Overview
Granary Finance launched as an Aave v2 fork with ambitions to become a multi-chain lending protocol. The project deployed across multiple EVM chains including Ethereum, Optimism, Arbitrum, Fantom, and Base. Granary's value proposition was straightforward: bring proven Aave-style lending to chains where Aave itself hadn't deployed, capturing early DeFi demand on emerging networks.
The protocol operated with moderate TVL across its multi-chain deployments. The GRAIN token provided governance and incentive mechanisms. Granary attracted users looking for lending yields on newer L2s and alt-L1s.
In November 2023, Granary Finance was exploited for approximately $5 million.

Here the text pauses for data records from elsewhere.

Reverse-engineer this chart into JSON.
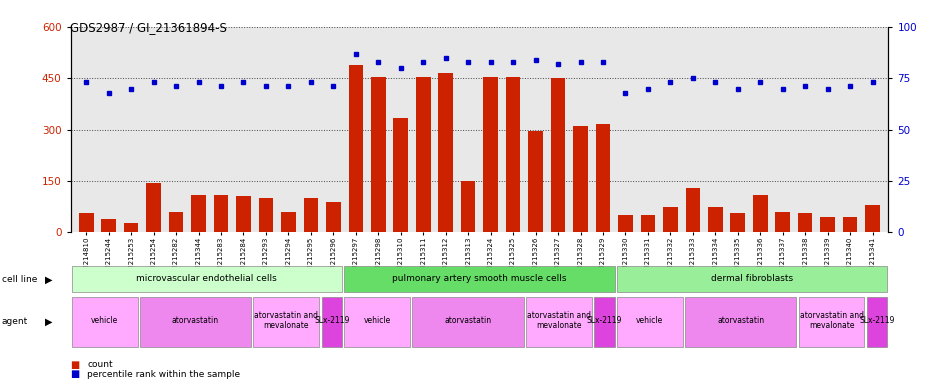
{
  "title": "GDS2987 / GI_21361894-S",
  "samples": [
    "GSM214810",
    "GSM215244",
    "GSM215253",
    "GSM215254",
    "GSM215282",
    "GSM215344",
    "GSM215283",
    "GSM215284",
    "GSM215293",
    "GSM215294",
    "GSM215295",
    "GSM215296",
    "GSM215297",
    "GSM215298",
    "GSM215310",
    "GSM215311",
    "GSM215312",
    "GSM215313",
    "GSM215324",
    "GSM215325",
    "GSM215326",
    "GSM215327",
    "GSM215328",
    "GSM215329",
    "GSM215330",
    "GSM215331",
    "GSM215332",
    "GSM215333",
    "GSM215334",
    "GSM215335",
    "GSM215336",
    "GSM215337",
    "GSM215338",
    "GSM215339",
    "GSM215340",
    "GSM215341"
  ],
  "counts": [
    55,
    38,
    28,
    145,
    60,
    110,
    110,
    105,
    100,
    60,
    100,
    90,
    490,
    455,
    335,
    455,
    465,
    150,
    455,
    455,
    295,
    450,
    310,
    315,
    50,
    50,
    75,
    130,
    75,
    55,
    110,
    60,
    55,
    45,
    45,
    80
  ],
  "percentile_ranks": [
    73,
    68,
    70,
    73,
    71,
    73,
    71,
    73,
    71,
    71,
    73,
    71,
    87,
    83,
    80,
    83,
    85,
    83,
    83,
    83,
    84,
    82,
    83,
    83,
    68,
    70,
    73,
    75,
    73,
    70,
    73,
    70,
    71,
    70,
    71,
    73
  ],
  "bar_color": "#cc2200",
  "dot_color": "#0000cc",
  "ylim_left": [
    0,
    600
  ],
  "ylim_right": [
    0,
    100
  ],
  "yticks_left": [
    0,
    150,
    300,
    450,
    600
  ],
  "yticks_right": [
    0,
    25,
    50,
    75,
    100
  ],
  "cell_line_groups": [
    {
      "label": "microvascular endothelial cells",
      "start": 0,
      "end": 11,
      "color": "#ccffcc"
    },
    {
      "label": "pulmonary artery smooth muscle cells",
      "start": 12,
      "end": 23,
      "color": "#66dd66"
    },
    {
      "label": "dermal fibroblasts",
      "start": 24,
      "end": 35,
      "color": "#99ee99"
    }
  ],
  "agent_groups": [
    {
      "label": "vehicle",
      "start": 0,
      "end": 2,
      "color": "#ffaaff"
    },
    {
      "label": "atorvastatin",
      "start": 3,
      "end": 7,
      "color": "#ee88ee"
    },
    {
      "label": "atorvastatin and\nmevalonate",
      "start": 8,
      "end": 10,
      "color": "#ffaaff"
    },
    {
      "label": "SLx-2119",
      "start": 11,
      "end": 11,
      "color": "#dd44dd"
    },
    {
      "label": "vehicle",
      "start": 12,
      "end": 14,
      "color": "#ffaaff"
    },
    {
      "label": "atorvastatin",
      "start": 15,
      "end": 19,
      "color": "#ee88ee"
    },
    {
      "label": "atorvastatin and\nmevalonate",
      "start": 20,
      "end": 22,
      "color": "#ffaaff"
    },
    {
      "label": "SLx-2119",
      "start": 23,
      "end": 23,
      "color": "#dd44dd"
    },
    {
      "label": "vehicle",
      "start": 24,
      "end": 26,
      "color": "#ffaaff"
    },
    {
      "label": "atorvastatin",
      "start": 27,
      "end": 31,
      "color": "#ee88ee"
    },
    {
      "label": "atorvastatin and\nmevalonate",
      "start": 32,
      "end": 34,
      "color": "#ffaaff"
    },
    {
      "label": "SLx-2119",
      "start": 35,
      "end": 35,
      "color": "#dd44dd"
    }
  ],
  "bg_color": "#e8e8e8"
}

The attack exploited a reentrancy vulnerability in Granary's custom code modifications — specifically in the reward claiming mechanism that was not part of the original Aave v2 codebase. The exploit drained funds from multiple chain deployments. The irony is devastating: the base Aave v2 code was secure, but Granary's modifications to it introduced the fatal vulnerability.
Smart Contracts
The base Aave v2 lending architecture is well-proven. However, Granary's modifications — particularly the reward distribution system and custom periphery contracts — were where the vulnerability lived. The reentrancy exploit targeted code that the Granary team added on top of Aave v2's core lending logic. This is a common pattern in DeFi fork exploits: the original code is safe, but modifications made by a smaller, less-resourced team introduce new attack vectors. Granary's smart contract score reflects that the core lending logic was inherited and sound, but the custom additions failed catastrophically.
Security
Granary's security failed in the most important test: it was exploited. The ~$5 million loss via reentrancy — one of the oldest and most well-known smart contract vulnerabilities — indicates inadequate security review of custom code. Reentrancy attacks have been understood since the 2016 DAO hack. That a DeFi protocol deployed in 2022-2023 could be exploited via reentrancy in its custom code suggests either insufficient auditing, ignored audit findings, or modifications made post-audit without re-review. The multi-chain deployment amplified the damage, as the same vulnerable code existed across multiple networks.
Risk Management
Granary inherited Aave v2's risk parameters but the protocol-level risk management — ensuring the safety of its own custom code — was inadequate. The multi-chain deployment strategy multiplied risk exposure without proportionally increasing security resources. Each chain deployment was an additional attack surface. The protocol's risk management of lending parameters (LTV, liquidation thresholds) was reasonable, inheriting Aave's proven framework. But that's irrelevant when the protocol itself gets drained through a code vulnerability.
Adoption
Pre-exploit, Granary had moderate adoption across its multi-chain deployments. Post-exploit, adoption collapsed. Users who lost funds left, and the trust damage makes recovery extremely unlikely. The GRAIN token's value crashed. Remaining TVL, if any, represents either trapped capital or users unaware of the exploit risk. For practical purposes, Granary Finance is dead as a viable protocol.
Tokenomics
GRAIN was the governance and incentive token. Post-exploit, GRAIN is essentially worthless. The token was distributed through liquidity mining and was used for governance voting. Whatever tokenomics design existed is irrelevant now — the token has no protocol to govern and no meaningful value to capture.
Risk Factors
- EXPLOITED: ~$5M drained via reentrancy attack on custom code
- Custom code risk: Modifications to proven Aave v2 code introduced the vulnerability
- Multi-chain amplification: Same vulnerable code deployed across multiple networks
- Reentrancy in 2023: One of the most basic, well-known vulnerabilities
- No meaningful recovery: Protocol is effectively dead post-exploit
- Fork risk exemplified: Demonstrates that forking safe code doesn't guarantee safety
Conclusion
Granary Finance is a textbook case study in DeFi fork risk. The lesson is clear: forking battle-tested code (Aave v2) does not make your protocol safe if your modifications introduce new vulnerabilities. The base Aave v2 lending code worked perfectly — it was Granary's custom reward mechanism that contained the reentrancy flaw. This ~$5 million exploit destroyed a multi-chain lending protocol and wiped out its token value. The 1.4 score reflects a protocol that was exploited, is effectively dead, and serves primarily as a cautionary tale for other DeFi forks. Every team that forks Aave, Compound, or Uniswap should study Granary's failure.